The link between chronic stress and a marker of old age is being disentangled


TELOMERES are to chromosomes what plastic caps are to shoelaces—they stop them fraying at the ends. Unlike shoelaces, though, chromosomes replicate themselves from time to time as the cells they are in divide. This shortens the telomere and, after 50-70 such divisions (a number known as the Hayflick limit, after its discoverer), a chromosome can grow no shorter and the cell it is in can divide no more.
That provides a backstop against cancer. The rapidly dividing cells in a tumour soon hit the Hayflick limit and the process is brought to a screeching halt. Which is a good thing. The bad thing is that reaching the limit is one of the markers of old age. You do not want it to happen too quickly, particularly in tissues that have to do a lot of dividing in order to work properly, such as those in the immune system.

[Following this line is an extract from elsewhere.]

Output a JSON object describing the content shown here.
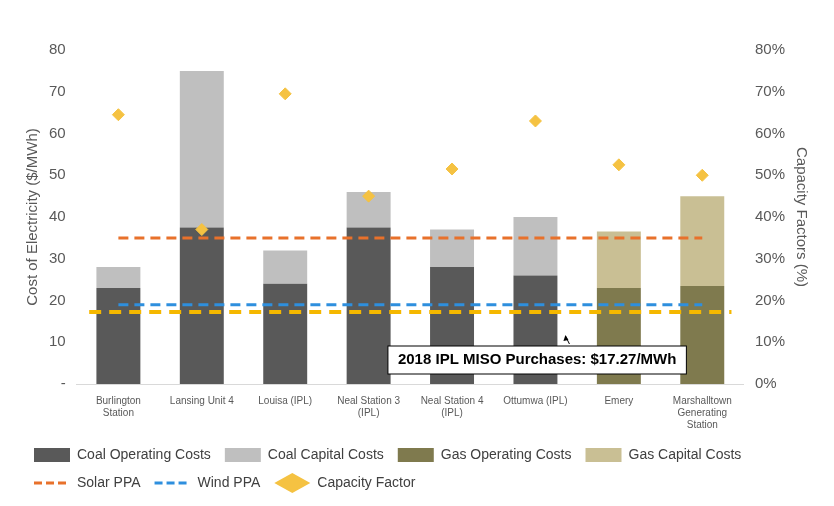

It has been known for some time that chronic stress (caring for a child with a protracted illness, for example) causes premature shortening of the telomeres. What has not been clear is whether this is a one-way trip, with each stressful period turning the telomeric ratchet irreversibly. This week, though, at a meeting of the American Association for Cancer Research in Orlando, Florida, a group of researchers led by Edward Nelson of the University of California, Irvine, showed that it isn’t. Their research suggests that stress management not only stops telomeres from shortening, it actually promotes their repair.